Territory
Body and territory
What happens when we stop thinking of the territory as a stage and start to feel it as a body that also sustains us?
In this series of photographs, the gaze shifts the idea that humans are separate from the earth. Body and territory are part of the same fabric: both are vulnerable, both need care, both hold memories. This work reflects on the idea of belonging. It is not about owning a place, but about being part of it. When the body takes root, even if only for a few seconds, a new quality of presence emerges: broader, more conscious, more vulnerable. The photographs capture that moment when the boundary between skin and landscape, the rocks, becomes porous and reveals that creation is, in essence, an act of relationship.
Deep feeling and listening
The creative process began with a kayaking trip. Among friends, and in deep connection with the elements. Before photographing, I try to listen to the rhythm of the spaces. On this occasion, it was the movement of the water as we sailed and, upon arrival, the almost ancestral solidity of the rocks. The way the wind seeps between the stones, the moisture rising from the ground, the way a particular light can transform a surface into a grammar. When the human body appears in this equation, I don’t think of it as the protagonist, but as just another element of that ecosystem. The skin dialogues with the textures of the environment; gestures respond to invisible forces such as temperature or sound.
Photography, here, functions as a sensitive map. I am interested in how the body can remember these territories, and how the territories, in turn, leave traces on the body. In the images, I am not looking for drama, but rather an honest relationship: the body that surrenders, that listens, that allows itself to be affected. There is something profoundly transformative about blurring the boundaries between the human and the natural; it is a reminder of our interdependence.

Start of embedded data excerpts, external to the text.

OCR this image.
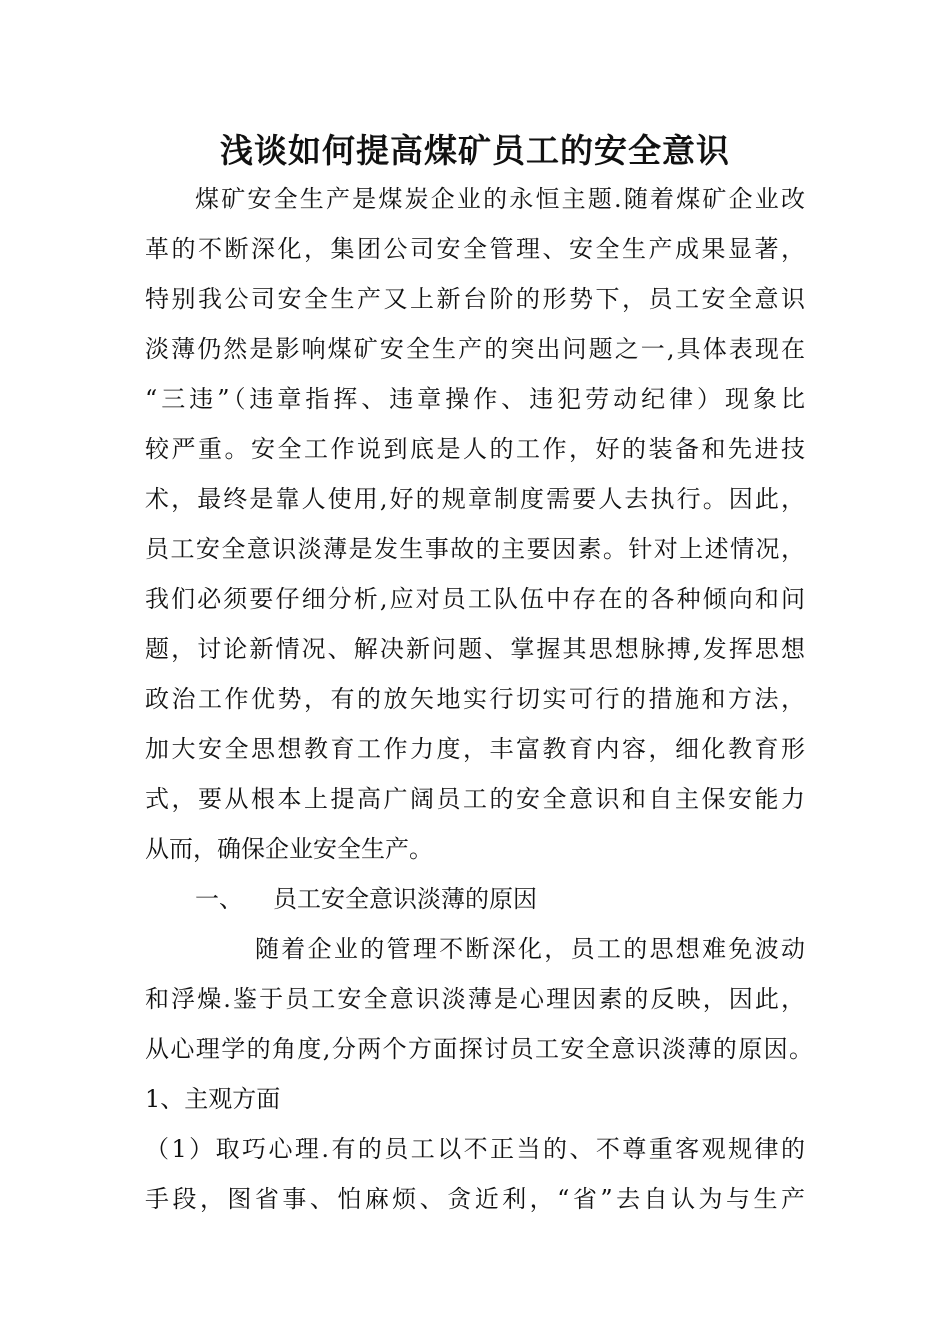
浅谈如何提高煤矿员工的安全意识
煤矿安全生产是煤炭企业的永恒主题.随着煤矿企业改
革的不断深化，集团公司安全管理、安全生产成果显著，
特别我公司安全生产又上新台阶的形势下，员工安全意识
淡薄仍然是影响煤矿安全生产的突出问题之一,具体表现在
“三违”（违章指挥、违章操作、违犯劳动纪律）现象比
较严重。安全工作说到底是人的工作，好的装备和先进技
术，最终是靠人使用,好的规章制度需要人去执行。因此，
员工安全意识淡薄是发生事故的主要因素。针对上述情况，
我们必须要仔细分析,应对员工队伍中存在的各种倾向和问
题，讨论新情况、解决新问题、掌握其思想脉搏,发挥思想
政治工作优势，有的放矢地实行切实可行的措施和方法，
加大安全思想教育工作力度，丰富教育内容，细化教育形
式，要从根本上提高广阔员工的安全意识和自主保安能力
从而，确保企业安全生产。
一、 员工安全意识淡薄的原因
随着企业的管理不断深化，员工的思想难免波动
和浮燥.鉴于员工安全意识淡薄是心理因素的反映，因此，
从心理学的角度,分两个方面探讨员工安全意识淡薄的原因。
1、主观方面
（1）取巧心理.有的员工以不正当的、不尊重客观规律的
手段，图省事、怕麻烦、贪近利，“省”去自认为与生产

"The sensation is what is transmitted directly, and it is the body that experiences the sensation." — Gilles Deleuze, Francis Bacon. Lógica de la sensación
In my experience, creating from the territory means allowing the body to receive sensations without filters, as Deleuze suggests: a direct, almost electric exchange. Each photograph is born from this porosity and listening, where the landscape passes through us and transforms us. In this silent dialogue, new ways of belonging, imagining and existing are revealed.